Famous scientists have fallen for this fallacy!

Mendel’s experiment on inheritance of sweet pea characteristics laid the foundations for modern genetics. However, his results are a little too good. If you cross-pollinate two plants one pure bred to have a recessive characteristic and one purely dominant, you expect to see the second generation to have observable characteristics that are dominant and recessive in the ration 3:1. In Mendel’s data the ratios are just a little too close to this figure. It seems likely that he rejected ‘bad values’ assuming he had done something wrong when in fact they were just the results of chance.

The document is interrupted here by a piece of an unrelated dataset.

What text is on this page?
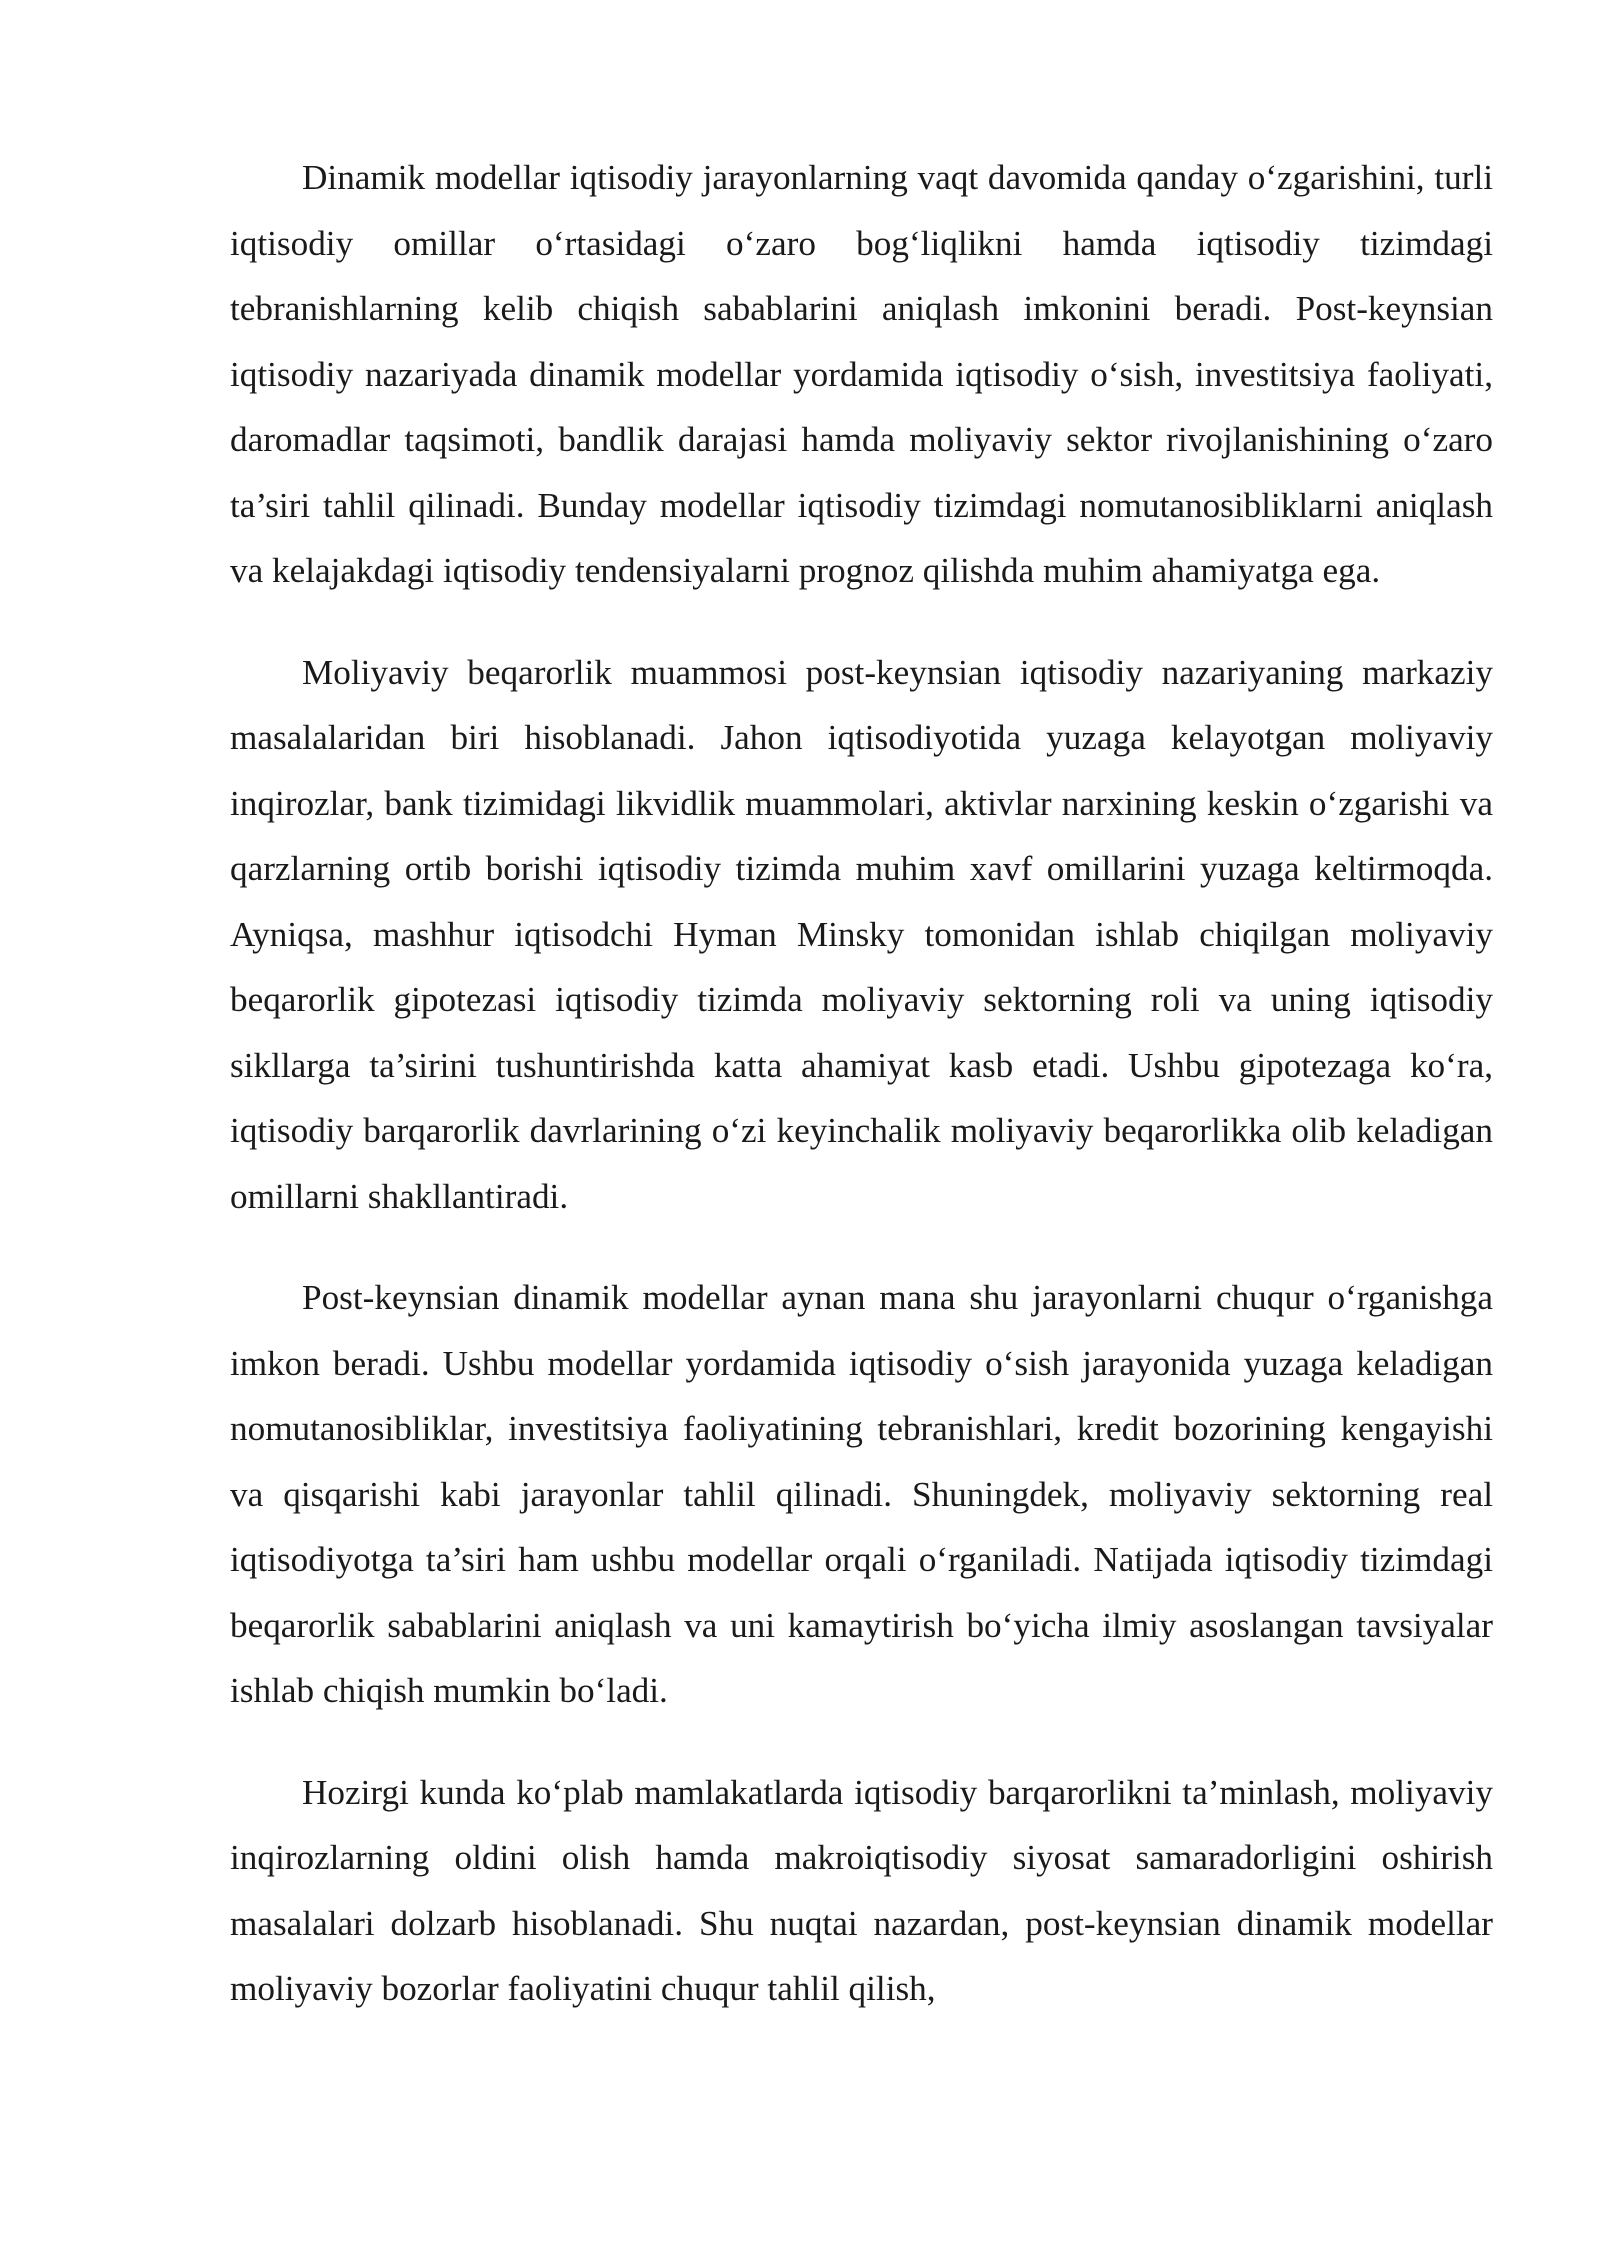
Dinamik modellar iqtisodiy jarayonlarning vaqt davomida qanday o‘zgarishini, turli iqtisodiy omillar o‘rtasidagi o‘zaro bog‘liqlikni hamda iqtisodiy tizimdagi tebranishlarning kelib chiqish sabablarini aniqlash imkonini beradi. Post-keynsian iqtisodiy nazariyada dinamik modellar yordamida iqtisodiy o‘sish, investitsiya faoliyati, daromadlar taqsimoti, bandlik darajasi hamda moliyaviy sektor rivojlanishining o‘zaro ta’siri tahlil qilinadi. Bunday modellar iqtisodiy tizimdagi nomutanosibliklarni aniqlash va kelajakdagi iqtisodiy tendensiyalarni prognoz qilishda muhim ahamiyatga ega.

Moliyaviy beqarorlik muammosi post-keynsian iqtisodiy nazariyaning markaziy masalalaridan biri hisoblanadi. Jahon iqtisodiyotida yuzaga kelayotgan moliyaviy inqirozlar, bank tizimidagi likvidlik muammolari, aktivlar narxining keskin o‘zgarishi va qarzlarning ortib borishi iqtisodiy tizimda muhim xavf omillarini yuzaga keltirmoqda. Ayniqsa, mashhur iqtisodchi Hyman Minsky tomonidan ishlab chiqilgan moliyaviy beqarorlik gipotezasi iqtisodiy tizimda moliyaviy sektorning roli va uning iqtisodiy sikllarga ta’sirini tushuntirishda katta ahamiyat kasb etadi. Ushbu gipotezaga ko‘ra, iqtisodiy barqarorlik davrlarining o‘zi keyinchalik moliyaviy beqarorlikka olib keladigan omillarni shakllantiradi.

Post-keynsian dinamik modellar aynan mana shu jarayonlarni chuqur o‘rganishga imkon beradi. Ushbu modellar yordamida iqtisodiy o‘sish jarayonida yuzaga keladigan nomutanosibliklar, investitsiya faoliyatining tebranishlari, kredit bozorining kengayishi va qisqarishi kabi jarayonlar tahlil qilinadi. Shuningdek, moliyaviy sektorning real iqtisodiyotga ta’siri ham ushbu modellar orqali o‘rganiladi. Natijada iqtisodiy tizimdagi beqarorlik sabablarini aniqlash va uni kamaytirish bo‘yicha ilmiy asoslangan tavsiyalar ishlab chiqish mumkin bo‘ladi.

Hozirgi kunda ko‘plab mamlakatlarda iqtisodiy barqarorlikni ta’minlash, moliyaviy inqirozlarning oldini olish hamda makroiqtisodiy siyosat samaradorligini oshirish masalalari dolzarb hisoblanadi. Shu nuqtai nazardan, post-keynsian dinamik modellar moliyaviy bozorlar faoliyatini chuqur tahlil qilish,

The same thing can happen in Physics. In 1909 Millikan and Harvey Fletcher did an experiment that showed that each electron has an identical charge and measure it (also known as the ‘Millikan can experiment’). To do this they created charged oil drops and suspended them using their electrical charge. The relationship between the field needed and size (and hence weight) of the drop enabled them to calculate the charge on each oil drop. These always came in multiples of a single value – the electron charge. Only there are sources of error in all the measurements and yet the reported charges are a little too close to multiples of the same number. Again it looks like ‘bad’ results were ignored as some form of mistake during the setup of the experiment.